Alkaline phosphatase (ALP) is an enzyme found throughout the body and is routinely measured as part of a common blood test panel. A significantly elevated level of this enzyme in the blood can point toward various underlying health issues, most often related to the liver or bones. This article explores the biological role of ALP, defines the thresholds for concern, and outlines the conditions that can lead to a dangerously high result.
Understanding Alkaline Phosphatase (ALP)
Alkaline phosphatase plays a role in numerous bodily functions, primarily by breaking down phosphate molecules. This process is important for cellular metabolism and the mineralization of bone. Since the enzyme is made in several different organs, a high reading on a standard blood test is not immediately diagnostic on its own.
The enzyme exists in different forms, known as isoenzymes, which originate from specific tissues. The liver and bones are the two largest contributors of ALP to the bloodstream. Smaller amounts are also produced in the intestines and, temporarily, in the placenta during pregnancy. This multi-source nature means that an elevated level requires further investigation to pinpoint the exact tissue responsible for its production.
Defining Elevated and Dangerously High Levels
The normal range for alkaline phosphatase in adults typically falls between 44 and 147 International Units per Liter (IU/L), though this range varies slightly by laboratory.

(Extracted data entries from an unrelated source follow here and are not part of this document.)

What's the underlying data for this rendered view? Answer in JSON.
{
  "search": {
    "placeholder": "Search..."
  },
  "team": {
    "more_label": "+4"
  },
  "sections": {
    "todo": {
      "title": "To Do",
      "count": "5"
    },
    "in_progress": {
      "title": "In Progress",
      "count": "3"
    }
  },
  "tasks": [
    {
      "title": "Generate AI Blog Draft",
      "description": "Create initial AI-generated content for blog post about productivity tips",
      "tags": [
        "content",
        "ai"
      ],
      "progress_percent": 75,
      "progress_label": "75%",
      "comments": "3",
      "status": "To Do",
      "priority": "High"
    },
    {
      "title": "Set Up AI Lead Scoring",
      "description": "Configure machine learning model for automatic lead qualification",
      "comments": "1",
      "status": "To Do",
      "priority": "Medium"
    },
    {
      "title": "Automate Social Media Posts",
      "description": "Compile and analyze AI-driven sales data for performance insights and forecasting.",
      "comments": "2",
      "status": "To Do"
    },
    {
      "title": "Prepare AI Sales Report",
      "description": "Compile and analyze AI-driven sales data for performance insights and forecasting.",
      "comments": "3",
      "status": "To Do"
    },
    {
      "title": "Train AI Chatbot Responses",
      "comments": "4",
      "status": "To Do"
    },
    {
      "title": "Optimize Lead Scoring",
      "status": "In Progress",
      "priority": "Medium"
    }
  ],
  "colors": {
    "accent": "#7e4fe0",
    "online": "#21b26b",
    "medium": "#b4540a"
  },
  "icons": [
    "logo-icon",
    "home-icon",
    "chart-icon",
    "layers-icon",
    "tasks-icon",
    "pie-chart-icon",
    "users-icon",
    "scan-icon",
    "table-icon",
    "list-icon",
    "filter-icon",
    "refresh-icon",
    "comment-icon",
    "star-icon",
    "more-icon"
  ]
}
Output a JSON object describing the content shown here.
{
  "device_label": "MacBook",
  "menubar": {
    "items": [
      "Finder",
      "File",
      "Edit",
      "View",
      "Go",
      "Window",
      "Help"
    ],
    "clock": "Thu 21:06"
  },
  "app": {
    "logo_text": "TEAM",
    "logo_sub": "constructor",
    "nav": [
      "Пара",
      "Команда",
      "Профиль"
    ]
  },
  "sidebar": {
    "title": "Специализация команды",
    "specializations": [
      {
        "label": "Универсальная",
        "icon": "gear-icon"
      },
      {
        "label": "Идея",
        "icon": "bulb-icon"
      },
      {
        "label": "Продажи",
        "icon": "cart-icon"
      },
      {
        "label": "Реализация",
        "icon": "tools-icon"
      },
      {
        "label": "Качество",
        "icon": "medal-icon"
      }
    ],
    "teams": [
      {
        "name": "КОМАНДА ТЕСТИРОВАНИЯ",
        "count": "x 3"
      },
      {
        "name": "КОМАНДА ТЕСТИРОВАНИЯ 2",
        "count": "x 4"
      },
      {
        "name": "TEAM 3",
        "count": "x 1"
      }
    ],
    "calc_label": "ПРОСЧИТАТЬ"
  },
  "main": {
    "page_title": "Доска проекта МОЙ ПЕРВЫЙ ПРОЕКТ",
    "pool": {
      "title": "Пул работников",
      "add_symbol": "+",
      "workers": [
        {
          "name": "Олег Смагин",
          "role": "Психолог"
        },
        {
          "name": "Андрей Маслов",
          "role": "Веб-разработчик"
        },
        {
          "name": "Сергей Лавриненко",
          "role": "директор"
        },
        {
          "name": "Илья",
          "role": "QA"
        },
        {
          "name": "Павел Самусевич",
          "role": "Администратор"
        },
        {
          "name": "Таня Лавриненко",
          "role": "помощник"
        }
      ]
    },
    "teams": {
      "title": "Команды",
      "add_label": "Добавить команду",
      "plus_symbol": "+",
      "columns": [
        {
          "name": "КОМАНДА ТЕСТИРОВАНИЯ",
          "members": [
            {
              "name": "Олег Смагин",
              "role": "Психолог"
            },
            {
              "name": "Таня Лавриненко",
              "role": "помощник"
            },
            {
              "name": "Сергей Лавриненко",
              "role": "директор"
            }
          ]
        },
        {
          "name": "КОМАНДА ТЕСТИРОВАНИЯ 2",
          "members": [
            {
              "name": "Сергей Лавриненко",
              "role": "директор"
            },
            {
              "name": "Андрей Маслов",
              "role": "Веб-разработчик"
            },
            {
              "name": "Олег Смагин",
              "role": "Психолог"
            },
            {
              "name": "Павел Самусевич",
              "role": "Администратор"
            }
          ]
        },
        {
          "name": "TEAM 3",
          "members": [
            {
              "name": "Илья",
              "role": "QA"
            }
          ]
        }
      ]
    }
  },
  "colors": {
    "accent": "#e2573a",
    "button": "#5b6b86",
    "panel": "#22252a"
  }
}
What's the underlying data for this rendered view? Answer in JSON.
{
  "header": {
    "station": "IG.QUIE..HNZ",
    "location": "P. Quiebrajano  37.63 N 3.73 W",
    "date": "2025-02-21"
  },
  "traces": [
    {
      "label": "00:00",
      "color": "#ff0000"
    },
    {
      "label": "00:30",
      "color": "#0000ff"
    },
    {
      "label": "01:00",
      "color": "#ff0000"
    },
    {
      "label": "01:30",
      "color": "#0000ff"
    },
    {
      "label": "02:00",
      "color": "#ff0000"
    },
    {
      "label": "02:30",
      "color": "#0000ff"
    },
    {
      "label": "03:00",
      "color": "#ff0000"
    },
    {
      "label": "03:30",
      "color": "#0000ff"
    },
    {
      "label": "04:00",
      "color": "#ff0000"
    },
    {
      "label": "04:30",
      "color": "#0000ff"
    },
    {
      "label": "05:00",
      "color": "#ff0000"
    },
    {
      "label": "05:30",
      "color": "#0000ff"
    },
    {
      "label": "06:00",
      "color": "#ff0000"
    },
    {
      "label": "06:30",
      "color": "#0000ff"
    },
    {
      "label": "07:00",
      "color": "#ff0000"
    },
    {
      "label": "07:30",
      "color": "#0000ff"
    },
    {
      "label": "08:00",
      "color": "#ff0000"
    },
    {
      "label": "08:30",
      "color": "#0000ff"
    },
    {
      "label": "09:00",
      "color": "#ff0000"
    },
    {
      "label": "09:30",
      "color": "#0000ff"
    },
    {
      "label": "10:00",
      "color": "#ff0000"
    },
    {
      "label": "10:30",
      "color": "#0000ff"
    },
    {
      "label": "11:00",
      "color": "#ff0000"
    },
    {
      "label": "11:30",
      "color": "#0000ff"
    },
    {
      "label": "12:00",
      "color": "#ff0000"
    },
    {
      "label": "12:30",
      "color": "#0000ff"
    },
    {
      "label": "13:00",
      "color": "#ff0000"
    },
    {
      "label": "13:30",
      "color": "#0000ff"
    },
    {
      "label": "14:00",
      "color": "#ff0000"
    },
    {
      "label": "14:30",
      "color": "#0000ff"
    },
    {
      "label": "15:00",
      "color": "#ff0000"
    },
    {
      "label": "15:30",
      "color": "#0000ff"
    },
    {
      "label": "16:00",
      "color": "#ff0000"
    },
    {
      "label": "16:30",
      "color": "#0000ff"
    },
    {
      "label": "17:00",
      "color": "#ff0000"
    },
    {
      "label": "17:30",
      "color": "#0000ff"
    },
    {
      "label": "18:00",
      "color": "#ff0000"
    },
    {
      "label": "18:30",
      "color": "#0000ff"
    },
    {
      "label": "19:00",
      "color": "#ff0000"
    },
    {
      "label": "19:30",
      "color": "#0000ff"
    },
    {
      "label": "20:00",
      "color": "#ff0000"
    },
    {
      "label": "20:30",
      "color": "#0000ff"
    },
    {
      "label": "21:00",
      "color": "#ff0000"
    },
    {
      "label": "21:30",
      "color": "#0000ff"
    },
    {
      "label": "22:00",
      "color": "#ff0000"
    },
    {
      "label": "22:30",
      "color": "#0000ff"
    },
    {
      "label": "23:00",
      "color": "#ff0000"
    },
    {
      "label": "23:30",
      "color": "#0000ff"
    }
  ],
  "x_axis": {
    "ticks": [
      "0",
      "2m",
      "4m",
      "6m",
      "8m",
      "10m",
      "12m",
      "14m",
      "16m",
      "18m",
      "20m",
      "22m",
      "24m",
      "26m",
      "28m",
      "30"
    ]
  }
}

Any result exceeding the upper limit is considered elevated, but it is not immediately alarming unless the increase is substantial. A “dangerously high” level is generally considered three to four times the upper limit of normal, potentially exceeding 500 U/L, and may indicate a serious underlying disease. Levels can sometimes reach 10 times the upper limit, especially in cases of complete bile duct blockage.
Not every elevated ALP result signifies a serious medical condition. Children and adolescents naturally have much higher ALP levels due to rapid bone growth during puberty, as the enzyme is involved in bone formation. ALP levels also rise significantly during the third trimester of pregnancy due to placental production, sometimes reaching three times the normal adult limit. Even a fatty meal consumed before the blood draw can cause a temporary, mild increase from the intestinal source.
Primary Causes of Pathological Elevation
Pathological causes of a sustained, significantly elevated ALP level are typically categorized by the organ system involved. These causes most commonly relate to issues in the liver or the skeleton.
Liver and Biliary System Issues
A high ALP level from the liver source often indicates a problem with the bile ducts, which is a condition known as cholestasis. Bile duct obstruction, caused by gallstones, scar tissue, or tumors, is a common reason for a dramatic rise in ALP. When the flow of bile is blocked, the pressure causes the liver cells lining the ducts to produce and release large amounts of ALP into the bloodstream.
Diffuse liver diseases, such as advanced cirrhosis (scarring of the liver) and various forms of hepatitis, can also lead to increased ALP, but the highest elevations are usually seen with obstructive issues. Drug-induced liver injury, caused by certain medications or supplements, can similarly disrupt bile flow and elevate the enzyme.
Bone Disorders
The second major source of pathologically elevated ALP is the bone, where the enzyme is made by osteoblasts, the cells responsible for building new bone tissue. Any condition that causes an abnormal or accelerated rate of bone turnover will lead to a rise in the bone-specific ALP isoenzyme. Paget’s disease of bone, a chronic disorder of excessive bone breakdown and regrowth, is a classic cause of very high ALP levels.
Other skeletal conditions that cause significant elevation include bone cancers, both primary and metastatic (cancer that has spread to the bones from another site). Disorders that affect bone mineralization, such as osteomalacia and hyperparathyroidism, which affects calcium regulation, can increase ALP as the body attempts to repair or rebuild bone tissue. ALP levels may also be temporarily elevated during the healing process of a recent bone fracture.
Next Steps in Diagnosis and Investigation
When a dangerously high ALP level is detected, the immediate medical priority is to determine the source of the enzyme elevation. A simultaneous measurement of another liver enzyme, Gamma-Glutamyl Transferase (GGT), is the initial step in this process. Both ALP and GGT are typically elevated in liver and biliary diseases, particularly those involving bile duct blockage.
If the ALP level is high but the GGT level is within the normal range, the source of the elevation is highly likely to be the bone or a non-hepatic source, effectively ruling out a primary liver problem. If both ALP and GGT are elevated, the next step involves imaging studies, such as an abdominal ultrasound or CT scan, to visualize the liver and bile ducts for signs of obstruction. If the cause remains unclear, a test called ALP isoenzyme analysis can be performed to directly measure the amount of enzyme coming from the liver versus the bone. The treatment for a high ALP level is not to lower the enzyme itself, but to treat the underlying condition that is causing the abnormal enzyme production.